Autonomous sorting is a crucial task in industrial robotics which can be very challenging depending on the expected amount of automation. Usually, to decide where to sort an object, the system needs to solve either an instance retrieval (known object) or a supervised classification (predefined set of classes) problem. In this paper, we introduce a new decision making module, where the robotic system chooses how to sort the objects in an unsupervised way. We call this problem Unsupervised Robotic Sorting (URS) and propose an implementation on an industrial robotic system, using deep CNN feature extraction and standard clustering algorithms. We carry out extensive experiments on various standard datasets to demonstrate the efficiency of the proposed image clustering pipeline. To evaluate the robustness of our URS implementation, we also introduce a complex real world dataset containing images of objects under various background and lighting conditions. This dataset is used to fine tune the design choices (CNN and clustering algorithm) for URS. Finally, we propose a method combining our pipeline with ensemble clustering to use multiple images of each object. This redundancy of information about the objects is shown to increase the clustering results.
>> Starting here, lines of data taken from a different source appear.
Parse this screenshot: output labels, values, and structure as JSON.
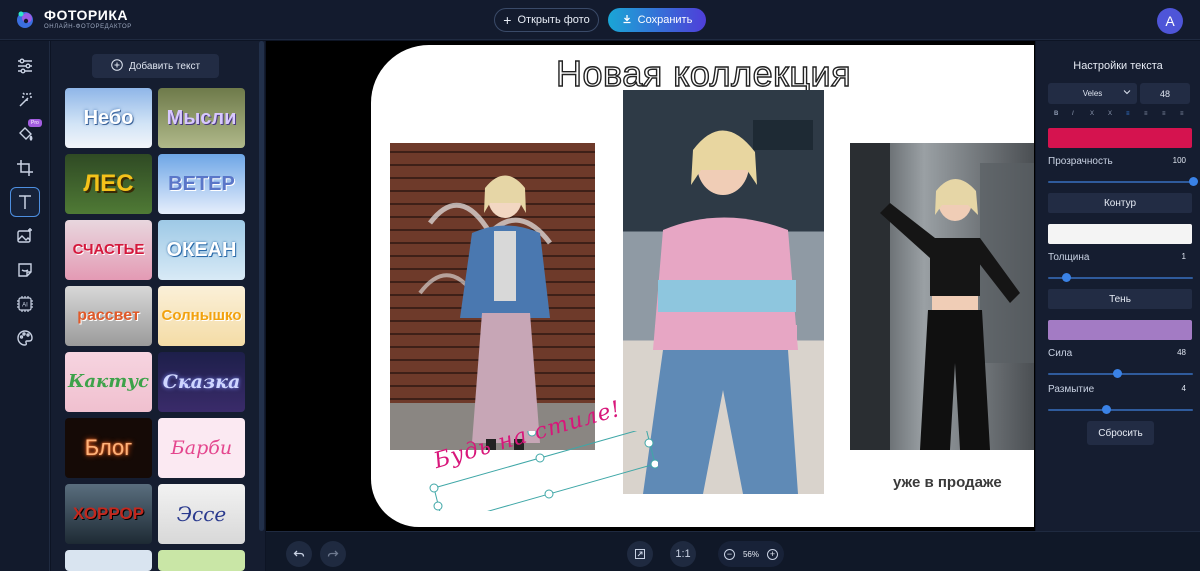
{
  "header": {
    "logo_title": "ФОТОРИКА",
    "logo_subtitle": "ОНЛАЙН-ФОТОРЕДАКТОР",
    "open_label": "Открыть фото",
    "save_label": "Сохранить",
    "avatar_letter": "A"
  },
  "tools": {
    "pro_badge": "Pro",
    "ai_label": "AI"
  },
  "templates": {
    "add_text_label": "Добавить текст",
    "items": [
      "Небо",
      "Мысли",
      "ЛЕС",
      "ВЕТЕР",
      "СЧАСТЬЕ",
      "ОКЕАН",
      "рассвет",
      "Солнышко",
      "Кактус",
      "Сказка",
      "Блог",
      "Барби",
      "ХОРРОР",
      "Эссе"
    ]
  },
  "canvas": {
    "headline": "Новая коллекция",
    "selected_text": "Будь на стиле!",
    "caption": "уже в продаже"
  },
  "bottom": {
    "fit_label": "1:1",
    "zoom_value": "56%",
    "zoom_minus": "−",
    "zoom_plus": "+"
  },
  "text_settings": {
    "title": "Настройки текста",
    "font": "Veles",
    "size": "48",
    "format_buttons": [
      "B",
      "I",
      "X",
      "X",
      "≡",
      "≡",
      "≡",
      "≡"
    ],
    "color": "#d5134f",
    "opacity_label": "Прозрачность",
    "opacity_value": "100",
    "opacity": 1.0,
    "outline_title": "Контур",
    "outline_color": "#f4f4f4",
    "thickness_label": "Толщина",
    "thickness_value": "1",
    "thickness": 0.13,
    "shadow_title": "Тень",
    "shadow_color": "#a37bc4",
    "strength_label": "Сила",
    "strength_value": "48",
    "strength": 0.48,
    "blur_label": "Размытие",
    "blur_value": "4",
    "blur": 0.4,
    "reset_label": "Сбросить"
  }
}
This paper describes a method for clustering data that are spread out over large regions and which dimensions are on different scales of measurement. Such an algorithm was developed to implement a robotics application consisting in sorting and storing objects in an unsupervised way. The toy dataset used to validate such application consists of Lego bricks of different shapes and colors. The uncontrolled lighting conditions together with the use of RGB color features, respectively involve data with a large spread and different levels of measurement between data dimensions. To overcome the combination of these two characteristics in the data, we have developed a new weighted K-means algorithm, called gap-ratio K-means, which consists in weighting each dimension of the feature space before running the K-means algorithm. The weight associated with a feature is proportional to the ratio of the biggest gap between two consecutive data points, and the average of all the other gaps. This method is compared with two other variants of K-means on the Lego bricks clustering problem as well as two other common classification datasets.